La Cour suprême arrive en effet à la conclusion que la bonne foi entre les parties sert à protéger l’équilibre contractuel et elle ne peut servir à contrevenir à cet équilibre et imposer un nouveau marché aux parties puisque la bonne foi n’est synonyme ni de charité, ni de justice distributive.  Les tribunaux ne peuvent l’invoquer pour ordonner un partage de profits par ailleurs honnêtement gagnés dans le cadre d’une entente valablement faite.

Dans ces circonstances, la Cour suprême du Canada reconnaît qu’Hydro-Québec, au moment de la signature du contrat, a accepté de prendre des risques et a donc droit aux profits liés à ce risque, et ce, même s’ils sont plus élevés que ce qui avait été prévu au moment de la conclusion de l’entente.

Dans les faits, la Cour suprême indique que les parties ont conclu un contrat qui répartissait entre elles les risques et les bénéfices liés au projet.

« Le devoir de collaborer avec son co-contractant n’exige pas de sacrifier ses intérêts propres. Le fait qu’Hydro-Québec refuse de renoncer aux avantages du contrat n’est pas un écart de la norme de comportement raisonnable qui justifierait de renverser la présomption qu’une partie agit de bonne foi. Le fait qu’elle insiste sur le respect du contrat malgré le changement imprévu de circonstances qui est allégué ne constitue pas non plus, en l’absence d’autres manquements aux obligations de loyauté, de collaboration ou de coopération, un comportement déraisonnable. Cette prise de position d’Hydro-Québec ne révèle ni intransigeance ni impatience de sa part »
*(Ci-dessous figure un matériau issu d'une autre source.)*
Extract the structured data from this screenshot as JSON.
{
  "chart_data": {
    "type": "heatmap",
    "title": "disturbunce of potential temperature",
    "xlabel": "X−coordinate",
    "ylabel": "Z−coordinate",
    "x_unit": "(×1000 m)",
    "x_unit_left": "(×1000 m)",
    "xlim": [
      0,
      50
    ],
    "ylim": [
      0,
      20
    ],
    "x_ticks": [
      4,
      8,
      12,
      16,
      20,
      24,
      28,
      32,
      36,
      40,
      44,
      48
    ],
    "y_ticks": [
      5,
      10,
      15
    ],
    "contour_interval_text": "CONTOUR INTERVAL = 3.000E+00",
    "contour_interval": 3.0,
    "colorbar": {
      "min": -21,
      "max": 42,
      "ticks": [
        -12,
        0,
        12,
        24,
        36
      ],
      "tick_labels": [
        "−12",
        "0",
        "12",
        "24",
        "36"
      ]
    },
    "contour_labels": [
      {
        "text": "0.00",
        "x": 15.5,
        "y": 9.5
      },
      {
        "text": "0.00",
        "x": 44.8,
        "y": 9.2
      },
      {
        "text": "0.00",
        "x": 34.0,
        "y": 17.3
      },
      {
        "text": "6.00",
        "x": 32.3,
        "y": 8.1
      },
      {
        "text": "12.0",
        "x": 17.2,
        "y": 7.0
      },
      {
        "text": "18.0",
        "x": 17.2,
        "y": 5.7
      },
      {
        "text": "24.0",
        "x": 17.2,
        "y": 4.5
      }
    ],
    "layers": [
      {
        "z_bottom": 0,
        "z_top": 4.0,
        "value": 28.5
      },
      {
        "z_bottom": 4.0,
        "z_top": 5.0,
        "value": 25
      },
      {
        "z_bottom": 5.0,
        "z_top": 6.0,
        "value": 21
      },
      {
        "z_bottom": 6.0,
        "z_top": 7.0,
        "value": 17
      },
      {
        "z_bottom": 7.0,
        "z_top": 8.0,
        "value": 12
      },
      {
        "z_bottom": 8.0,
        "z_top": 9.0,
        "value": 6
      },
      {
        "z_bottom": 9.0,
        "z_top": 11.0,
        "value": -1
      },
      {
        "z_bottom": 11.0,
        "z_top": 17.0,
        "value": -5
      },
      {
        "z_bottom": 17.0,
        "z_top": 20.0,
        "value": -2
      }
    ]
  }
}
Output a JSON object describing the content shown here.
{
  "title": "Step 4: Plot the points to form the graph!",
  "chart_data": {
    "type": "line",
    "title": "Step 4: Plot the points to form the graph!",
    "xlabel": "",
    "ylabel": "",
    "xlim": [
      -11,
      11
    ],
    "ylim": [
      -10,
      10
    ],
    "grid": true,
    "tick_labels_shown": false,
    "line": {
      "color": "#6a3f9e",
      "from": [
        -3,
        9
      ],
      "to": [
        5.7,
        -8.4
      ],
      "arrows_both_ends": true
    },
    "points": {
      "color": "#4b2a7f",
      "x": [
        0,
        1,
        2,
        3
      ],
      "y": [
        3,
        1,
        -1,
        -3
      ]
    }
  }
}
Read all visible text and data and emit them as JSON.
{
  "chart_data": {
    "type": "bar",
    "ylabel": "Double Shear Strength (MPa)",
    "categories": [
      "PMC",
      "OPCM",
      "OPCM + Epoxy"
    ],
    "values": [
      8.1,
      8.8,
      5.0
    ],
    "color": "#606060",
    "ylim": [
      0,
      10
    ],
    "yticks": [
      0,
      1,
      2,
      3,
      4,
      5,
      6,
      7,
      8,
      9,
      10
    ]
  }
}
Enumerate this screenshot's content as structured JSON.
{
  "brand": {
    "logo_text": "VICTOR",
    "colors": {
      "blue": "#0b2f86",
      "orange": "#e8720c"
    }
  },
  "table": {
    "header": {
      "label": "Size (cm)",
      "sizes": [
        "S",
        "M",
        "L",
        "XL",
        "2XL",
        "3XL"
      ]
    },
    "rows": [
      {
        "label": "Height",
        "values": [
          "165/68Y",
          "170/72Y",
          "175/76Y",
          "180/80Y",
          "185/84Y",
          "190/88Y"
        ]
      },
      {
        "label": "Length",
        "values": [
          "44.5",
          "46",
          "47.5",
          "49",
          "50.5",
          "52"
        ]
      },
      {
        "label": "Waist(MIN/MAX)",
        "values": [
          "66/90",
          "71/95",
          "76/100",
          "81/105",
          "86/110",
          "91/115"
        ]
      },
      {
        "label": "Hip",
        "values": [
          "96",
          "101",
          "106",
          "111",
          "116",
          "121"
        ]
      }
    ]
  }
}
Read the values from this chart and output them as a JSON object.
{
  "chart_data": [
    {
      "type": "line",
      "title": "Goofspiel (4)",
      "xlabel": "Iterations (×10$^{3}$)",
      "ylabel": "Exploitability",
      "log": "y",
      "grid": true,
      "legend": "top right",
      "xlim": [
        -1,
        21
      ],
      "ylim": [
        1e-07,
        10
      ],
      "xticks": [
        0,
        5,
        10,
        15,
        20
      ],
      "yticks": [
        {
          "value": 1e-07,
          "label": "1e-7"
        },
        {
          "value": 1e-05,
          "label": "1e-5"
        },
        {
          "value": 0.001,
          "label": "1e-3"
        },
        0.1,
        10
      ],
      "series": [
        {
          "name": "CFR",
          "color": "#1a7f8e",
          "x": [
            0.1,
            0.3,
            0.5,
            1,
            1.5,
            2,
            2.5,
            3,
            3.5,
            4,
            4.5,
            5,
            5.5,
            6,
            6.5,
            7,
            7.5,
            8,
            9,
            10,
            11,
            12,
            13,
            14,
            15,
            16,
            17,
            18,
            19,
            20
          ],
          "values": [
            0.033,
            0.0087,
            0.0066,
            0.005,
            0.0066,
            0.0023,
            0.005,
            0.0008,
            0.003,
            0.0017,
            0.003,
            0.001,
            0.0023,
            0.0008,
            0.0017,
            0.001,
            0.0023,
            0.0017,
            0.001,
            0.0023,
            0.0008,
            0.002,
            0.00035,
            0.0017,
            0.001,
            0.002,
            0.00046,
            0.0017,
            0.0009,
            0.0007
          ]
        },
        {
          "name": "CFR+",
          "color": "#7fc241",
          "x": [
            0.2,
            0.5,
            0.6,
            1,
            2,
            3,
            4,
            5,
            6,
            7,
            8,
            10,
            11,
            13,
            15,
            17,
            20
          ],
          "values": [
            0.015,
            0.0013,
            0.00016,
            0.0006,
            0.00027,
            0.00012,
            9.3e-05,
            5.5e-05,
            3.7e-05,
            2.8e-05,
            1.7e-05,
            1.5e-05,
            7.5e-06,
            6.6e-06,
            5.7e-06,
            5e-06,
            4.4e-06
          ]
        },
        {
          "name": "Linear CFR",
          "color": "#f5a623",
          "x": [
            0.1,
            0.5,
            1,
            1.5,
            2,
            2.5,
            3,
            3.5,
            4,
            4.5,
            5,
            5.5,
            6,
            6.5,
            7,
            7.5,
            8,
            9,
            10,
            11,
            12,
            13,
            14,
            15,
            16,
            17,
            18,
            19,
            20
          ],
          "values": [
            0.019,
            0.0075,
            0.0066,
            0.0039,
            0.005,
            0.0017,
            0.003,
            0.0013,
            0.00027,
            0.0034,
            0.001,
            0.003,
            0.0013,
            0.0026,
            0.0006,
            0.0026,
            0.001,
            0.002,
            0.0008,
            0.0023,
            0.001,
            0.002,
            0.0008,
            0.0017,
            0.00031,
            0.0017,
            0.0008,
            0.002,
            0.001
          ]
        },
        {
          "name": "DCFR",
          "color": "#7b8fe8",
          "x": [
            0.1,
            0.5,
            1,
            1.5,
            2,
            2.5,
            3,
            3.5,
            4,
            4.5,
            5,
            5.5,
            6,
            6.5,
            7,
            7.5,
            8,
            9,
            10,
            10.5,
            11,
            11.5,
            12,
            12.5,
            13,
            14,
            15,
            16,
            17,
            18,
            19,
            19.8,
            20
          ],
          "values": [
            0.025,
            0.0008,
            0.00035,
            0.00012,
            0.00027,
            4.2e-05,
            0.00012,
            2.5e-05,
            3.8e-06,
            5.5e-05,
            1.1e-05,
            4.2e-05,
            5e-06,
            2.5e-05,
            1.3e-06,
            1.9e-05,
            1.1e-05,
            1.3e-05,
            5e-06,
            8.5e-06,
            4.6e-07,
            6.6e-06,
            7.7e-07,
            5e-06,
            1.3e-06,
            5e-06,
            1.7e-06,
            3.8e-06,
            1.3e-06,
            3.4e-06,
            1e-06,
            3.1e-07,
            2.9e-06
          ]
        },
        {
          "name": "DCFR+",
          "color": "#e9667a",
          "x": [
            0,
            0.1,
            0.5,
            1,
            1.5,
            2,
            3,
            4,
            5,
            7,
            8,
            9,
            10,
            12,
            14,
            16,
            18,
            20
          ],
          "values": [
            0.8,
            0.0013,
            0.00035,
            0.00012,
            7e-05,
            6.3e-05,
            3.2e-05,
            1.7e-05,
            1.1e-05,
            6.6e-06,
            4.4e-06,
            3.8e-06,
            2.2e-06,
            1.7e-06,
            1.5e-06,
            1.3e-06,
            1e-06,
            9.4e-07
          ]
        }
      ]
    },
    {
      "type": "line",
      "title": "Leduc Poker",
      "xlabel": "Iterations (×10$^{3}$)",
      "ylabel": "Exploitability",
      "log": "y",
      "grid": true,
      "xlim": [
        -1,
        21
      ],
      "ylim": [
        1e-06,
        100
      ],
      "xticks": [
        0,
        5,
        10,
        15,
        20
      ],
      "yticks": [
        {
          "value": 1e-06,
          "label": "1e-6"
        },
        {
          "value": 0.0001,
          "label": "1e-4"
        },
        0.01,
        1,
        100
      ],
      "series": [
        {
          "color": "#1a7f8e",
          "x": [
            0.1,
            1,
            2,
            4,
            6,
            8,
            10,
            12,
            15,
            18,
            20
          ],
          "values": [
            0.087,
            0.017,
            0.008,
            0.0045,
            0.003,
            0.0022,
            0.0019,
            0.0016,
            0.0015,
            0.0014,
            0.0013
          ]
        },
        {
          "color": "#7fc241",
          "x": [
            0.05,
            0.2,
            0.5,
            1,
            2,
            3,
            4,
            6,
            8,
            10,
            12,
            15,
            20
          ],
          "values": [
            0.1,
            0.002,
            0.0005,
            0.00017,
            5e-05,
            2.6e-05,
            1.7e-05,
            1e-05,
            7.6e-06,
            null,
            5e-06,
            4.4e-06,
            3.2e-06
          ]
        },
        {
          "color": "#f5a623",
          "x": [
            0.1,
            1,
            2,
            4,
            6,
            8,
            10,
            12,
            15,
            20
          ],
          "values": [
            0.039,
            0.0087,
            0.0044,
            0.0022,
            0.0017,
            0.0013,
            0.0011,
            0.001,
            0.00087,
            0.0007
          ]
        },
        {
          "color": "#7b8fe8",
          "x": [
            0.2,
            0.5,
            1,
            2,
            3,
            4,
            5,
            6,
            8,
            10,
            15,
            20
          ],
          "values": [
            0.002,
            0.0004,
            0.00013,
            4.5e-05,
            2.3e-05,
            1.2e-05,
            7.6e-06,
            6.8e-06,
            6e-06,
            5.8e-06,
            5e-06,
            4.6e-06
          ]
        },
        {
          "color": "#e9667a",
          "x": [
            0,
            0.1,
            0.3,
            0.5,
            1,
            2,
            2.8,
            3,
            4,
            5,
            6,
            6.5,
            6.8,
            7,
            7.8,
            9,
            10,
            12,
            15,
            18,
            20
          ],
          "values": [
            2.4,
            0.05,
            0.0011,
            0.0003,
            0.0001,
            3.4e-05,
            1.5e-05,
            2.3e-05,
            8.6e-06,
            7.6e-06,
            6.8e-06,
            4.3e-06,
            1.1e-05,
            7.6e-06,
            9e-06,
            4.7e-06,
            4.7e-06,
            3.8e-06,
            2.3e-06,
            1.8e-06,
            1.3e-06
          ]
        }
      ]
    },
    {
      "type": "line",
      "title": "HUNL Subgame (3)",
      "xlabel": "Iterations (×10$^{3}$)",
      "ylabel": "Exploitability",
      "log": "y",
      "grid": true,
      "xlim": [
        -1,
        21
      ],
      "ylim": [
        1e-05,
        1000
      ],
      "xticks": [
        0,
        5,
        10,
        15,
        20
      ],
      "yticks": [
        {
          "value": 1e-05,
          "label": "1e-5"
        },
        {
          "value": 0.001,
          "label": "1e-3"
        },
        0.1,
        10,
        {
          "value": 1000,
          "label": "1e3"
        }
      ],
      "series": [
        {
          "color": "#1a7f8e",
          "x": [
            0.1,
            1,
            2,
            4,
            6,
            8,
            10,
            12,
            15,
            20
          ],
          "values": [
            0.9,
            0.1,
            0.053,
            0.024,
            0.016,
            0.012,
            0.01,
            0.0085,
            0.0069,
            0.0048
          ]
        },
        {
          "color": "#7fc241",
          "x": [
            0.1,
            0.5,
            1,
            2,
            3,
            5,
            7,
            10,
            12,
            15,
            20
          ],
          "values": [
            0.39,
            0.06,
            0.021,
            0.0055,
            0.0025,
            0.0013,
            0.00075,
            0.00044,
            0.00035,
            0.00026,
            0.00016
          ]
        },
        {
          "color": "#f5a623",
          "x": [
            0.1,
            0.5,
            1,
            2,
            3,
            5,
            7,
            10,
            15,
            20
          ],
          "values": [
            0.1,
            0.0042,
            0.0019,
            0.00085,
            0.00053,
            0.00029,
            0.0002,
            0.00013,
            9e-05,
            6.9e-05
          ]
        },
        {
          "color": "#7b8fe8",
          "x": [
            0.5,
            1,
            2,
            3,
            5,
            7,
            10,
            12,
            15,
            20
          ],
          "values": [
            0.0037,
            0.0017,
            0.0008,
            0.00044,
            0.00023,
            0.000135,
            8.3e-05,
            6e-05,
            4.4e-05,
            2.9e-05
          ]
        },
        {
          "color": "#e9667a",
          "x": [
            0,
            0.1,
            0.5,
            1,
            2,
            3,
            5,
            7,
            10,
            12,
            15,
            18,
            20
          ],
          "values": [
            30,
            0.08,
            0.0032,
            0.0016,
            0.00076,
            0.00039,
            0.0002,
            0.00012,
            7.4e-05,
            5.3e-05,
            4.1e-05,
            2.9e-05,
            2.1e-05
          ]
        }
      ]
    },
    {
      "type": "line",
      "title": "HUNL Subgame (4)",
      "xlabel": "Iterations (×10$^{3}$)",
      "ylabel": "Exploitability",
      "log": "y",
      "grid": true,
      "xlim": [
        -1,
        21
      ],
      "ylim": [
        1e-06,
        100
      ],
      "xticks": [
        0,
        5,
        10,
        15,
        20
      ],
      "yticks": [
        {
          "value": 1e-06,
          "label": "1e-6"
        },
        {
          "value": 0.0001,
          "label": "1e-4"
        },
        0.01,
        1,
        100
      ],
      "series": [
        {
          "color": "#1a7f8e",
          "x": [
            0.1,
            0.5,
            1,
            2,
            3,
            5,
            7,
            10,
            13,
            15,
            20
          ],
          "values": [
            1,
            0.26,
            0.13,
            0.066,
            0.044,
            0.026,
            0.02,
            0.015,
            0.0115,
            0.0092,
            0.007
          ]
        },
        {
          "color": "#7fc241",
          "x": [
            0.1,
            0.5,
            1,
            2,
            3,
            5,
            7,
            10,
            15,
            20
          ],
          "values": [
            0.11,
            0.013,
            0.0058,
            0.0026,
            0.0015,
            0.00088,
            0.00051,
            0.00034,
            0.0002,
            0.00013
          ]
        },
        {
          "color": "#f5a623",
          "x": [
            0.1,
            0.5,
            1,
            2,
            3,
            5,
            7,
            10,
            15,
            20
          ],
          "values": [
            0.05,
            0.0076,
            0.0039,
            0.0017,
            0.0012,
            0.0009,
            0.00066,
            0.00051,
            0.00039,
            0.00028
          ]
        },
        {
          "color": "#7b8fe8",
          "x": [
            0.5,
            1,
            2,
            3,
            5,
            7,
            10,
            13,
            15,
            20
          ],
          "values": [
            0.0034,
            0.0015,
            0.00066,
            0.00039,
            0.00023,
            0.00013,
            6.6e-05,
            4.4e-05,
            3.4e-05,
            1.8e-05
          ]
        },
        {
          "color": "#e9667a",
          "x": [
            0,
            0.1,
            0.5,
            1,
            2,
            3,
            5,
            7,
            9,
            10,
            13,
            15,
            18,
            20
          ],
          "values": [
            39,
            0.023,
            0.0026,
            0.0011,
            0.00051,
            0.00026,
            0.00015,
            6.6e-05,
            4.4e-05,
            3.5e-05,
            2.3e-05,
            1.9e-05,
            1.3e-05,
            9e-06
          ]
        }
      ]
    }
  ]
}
Cette décision met un terme à un débat juridique historique entre le gouvernement du Québec et le gouvernement de Terre-Neuve, et plus particulièrement, entre Hydro-Québec et Churchill Falls.

Cette décision réitère également les principes de base du Code civil du Québec et de la stabilité des relations contractuelles entre les parties.

Enfin, cette décision nous enseigne, une fois de plus, qu’il est important lors de la signature d’un contrat, de prévoir les événements potentiels et la possibilité pour les parties de revoir les termes de leur entente advenant que ces éléments arrivent. En effet, la Cour suprême nous rappelle qu’en l’absence de clause de ce type, les parties ne pourront revoir leur entente advenant des évènements imprévus, et ce, peu importe la durée de ladite entente.

Il est à noter qu’un seul juge a rendu une opinion dissidente dans ce dossier et que la majorité des juges de la Cour suprême étaient d’accord avec les motifs du jugement qui ont été écrits par le Juge Gascon dans ce dossier.

Cet arrêt vient donc confirmer le principe qu’en l’absence des causes de nullité du contrat prévues au Code civil du Québec, le contrat est véritablement la loi des parties.